Benefits of Fish Oil

Fish oil helps lower bad cholesterol and aids in keeping arteries healthy, according to William Sears, a well-known pediatrician and author of "The Healthiest Kid in the Neighborhood." Children who take fish oil have healthier skin and are less prone to constipation, notes Sears. Fish oil is also necessary for proper brain and eye development, notes Keli Hawthorne, a dietitian writing for the BabyCenter website.

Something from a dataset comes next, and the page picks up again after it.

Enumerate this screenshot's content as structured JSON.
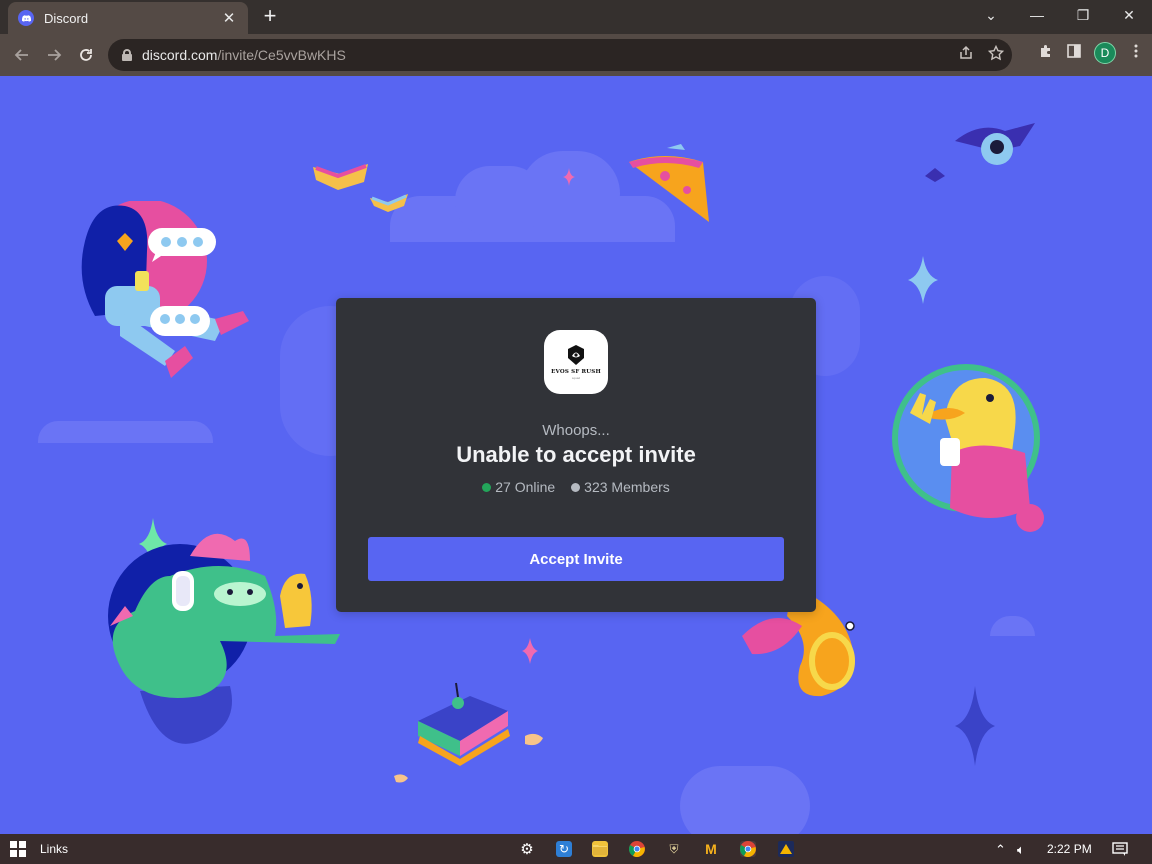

Incorporating Fish Oil Into Your Child's Diet

It's best that your 8-year-old gets his nutrients from actual food, advises Hawthorne, but fish oil supplements are a good alternative if your child doesn't enjoy the taste of fish. If your child willingly eats a full serving of fatty fish each week, he probably doesn't need a supplement. Many children have a hard time swallowing a fish oil supplement, so Dr. Sears recommends pricking the pill with a pin and squeezing the oil into foods such as a smoothie. Fruit-flavored fish oil supplements are also available at many health food stores, and these are a good alternative if your child absolutely can't stand the fishy taste of regular fish oil supplements.

Cautions and Risks

Talk to your child's pediatrician before adding fish oil supplements to his daily routine. Your child's doctor will recommend an appropriate supplement, as well as the best dose, which is important because too much fish oil can be dangerous. For example, large amounts of fish oil can increase the risk of stroke, according to the MedlinePlus website. Some fish oil supplements can contain mercury, depending on what type of fish the oil is from. Mercury can cause neurological disorders in growing children, according to the American Academy of Pediatrics. Ask your child's doctor to recommend a fish oil supplement made from low-mercury fish to avoid this potential risk.